Os inocentes, definitivamente inocentes, tudo ignoram,


mas a areia é quente, e há um óleo suave
que eles passam nas costas, e esquecem.
Carlos Drummond de Andrade

Tenho falado que morar em um apartamento de 17m² durante dez anos me trouxe uma “ética do
conjugado” que significa um aprendizado de olhar sempre para pouco e aprender a viver com
pouco. E do pouco que vejo gosto de falar.

Um fenômeno (não incomum) que eu vi largamente acontecer na pandemia é uma espécie de êxodo
da elite. Desde as novelas do Manoel Carlos que a gente conhece isso: as famílias e grupos mais
abastados passam seus finais de semana nas serras. Itaipava, Araras são uma geografia comum em
bangalôs de madeira.

E o que o Leblon tem a ver com isso? O Leblon não é uma geografia, mas umaconceito. E ele está
em toda elite do Rio de Janeiro – incluindo a intelectual da qual faço parte – e, quiçá de toda cidade
grande. A lógica é bastante cruel e vive de uma deformação própria do capitalismo.

O capitalismo vive das desigualdades. Da promessa de que ela acabe, da esperança disso, mas
criando o tempo todo um grupo de desiguais. É o que alimenta ele. Então, produzir desigualdades é
a única forma de equilibrar a balança. Uma cidade deve concentrar toda a população e todo o
dinheiro e, por consequência, toda a miséria.

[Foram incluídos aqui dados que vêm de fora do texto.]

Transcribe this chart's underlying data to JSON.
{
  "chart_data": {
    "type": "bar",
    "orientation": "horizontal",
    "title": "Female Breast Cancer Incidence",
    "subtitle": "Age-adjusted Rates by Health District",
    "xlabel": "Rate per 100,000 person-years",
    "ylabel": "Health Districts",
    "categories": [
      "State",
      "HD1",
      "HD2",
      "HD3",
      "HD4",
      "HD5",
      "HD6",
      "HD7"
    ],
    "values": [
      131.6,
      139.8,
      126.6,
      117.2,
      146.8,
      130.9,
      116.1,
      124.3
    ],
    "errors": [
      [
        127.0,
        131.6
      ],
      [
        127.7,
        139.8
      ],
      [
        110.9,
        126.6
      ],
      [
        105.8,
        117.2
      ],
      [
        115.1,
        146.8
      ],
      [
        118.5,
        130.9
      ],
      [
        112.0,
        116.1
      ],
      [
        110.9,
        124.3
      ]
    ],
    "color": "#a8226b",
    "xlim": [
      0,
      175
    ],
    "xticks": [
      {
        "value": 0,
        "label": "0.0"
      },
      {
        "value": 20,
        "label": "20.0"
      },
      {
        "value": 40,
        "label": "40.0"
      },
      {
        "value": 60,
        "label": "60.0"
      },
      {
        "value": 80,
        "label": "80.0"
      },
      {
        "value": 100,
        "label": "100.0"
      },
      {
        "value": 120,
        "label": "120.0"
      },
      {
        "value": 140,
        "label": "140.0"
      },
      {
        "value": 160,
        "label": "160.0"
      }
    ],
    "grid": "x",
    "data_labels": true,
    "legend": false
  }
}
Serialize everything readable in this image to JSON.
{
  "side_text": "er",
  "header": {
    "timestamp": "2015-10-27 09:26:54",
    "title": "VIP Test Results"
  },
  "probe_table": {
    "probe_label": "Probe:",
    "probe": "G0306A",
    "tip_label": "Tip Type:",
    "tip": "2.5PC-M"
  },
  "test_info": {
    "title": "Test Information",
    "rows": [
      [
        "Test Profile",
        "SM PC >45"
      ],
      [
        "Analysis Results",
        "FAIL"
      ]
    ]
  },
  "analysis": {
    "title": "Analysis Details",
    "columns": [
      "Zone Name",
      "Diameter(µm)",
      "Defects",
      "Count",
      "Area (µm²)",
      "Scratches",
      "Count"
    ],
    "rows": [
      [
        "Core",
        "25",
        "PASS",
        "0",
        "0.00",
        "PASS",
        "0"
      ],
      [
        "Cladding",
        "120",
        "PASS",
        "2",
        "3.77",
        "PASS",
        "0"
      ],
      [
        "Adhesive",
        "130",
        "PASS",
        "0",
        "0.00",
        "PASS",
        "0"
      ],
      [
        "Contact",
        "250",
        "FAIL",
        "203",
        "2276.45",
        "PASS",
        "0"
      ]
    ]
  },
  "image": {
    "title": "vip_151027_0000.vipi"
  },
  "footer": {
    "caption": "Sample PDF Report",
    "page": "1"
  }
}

Enquanto isso, outros espaços viram refúgios,
descansos, resorts, spas, chalés.

E os inocentes do Leblon, de todos os Leblons, precisam morar nessa cidade grande pra extrair dela
o máximo de dinheiro possível. Morar nessa cidade e consumir dela e de seu capitalismo todo
dinheiro que ele possa trazer. Viver “no caos da cidade grande”, mesmo com varanda e vista bonita
é o preço a se pagar pra fazer parte dessa elite, financeira, cultura, intelectual, mas fugir nos
primeiros raios de uma crise. Sumir mesmo, viver no mato e reclamar da internet ruim, se possível.

Porque ser um inocente do Leblon significa, antes de tudo, deixar a miséria aos miseráveis. A
violência aos violentos. A crise aos críticos. A doença aos doentes e a pandemia aos contaminados.
E com seu dinheiro extraído dessa violência, o inocente do Leblon vai pra um sítio, fica um fim de
semana, ou um mês ou até tira um ano sabático. Pega o dinheiro tirado da desigualdade e aplica em
outro lugar. Não sofre com quem sofre, apesar de se dizer empático. Não aguenta o tranco com
quem morre, mas twitta de longe. Tem cachoeiras e praias longínquas pra frequentar, mas crítica
quem foi num sábado em Ipanema ou no Leblon pegar um sol e não tem carro e precisa de ônibus e
usou metrô.

A palavra é fuga de capital. Ou, ainda, evasão de divisas. Ou, ainda paraísos fiscais. Pra isso
existem condomínios: pra encarcerar o dinheiro da elite entre ela própria pra ninguém mais
desfrutar das suas qualidades, de seus frutos.

Durante a pandemia, isso ficou claro: quem tinha dinheiro fugiu pro mato, pra um sítio, pra um
condomínio fechado, fez trilhas e nadou em praias cristalinas que ninguém pode chegar. E a cidade
ficou fudida como sempre sem o dinheiro dos inocentes do Leblon. Os inocentes do Leblon,
coitados, fugiram pra cuidar da saúde mental.

Mas mandaram boas energias de longe pra quem ficou.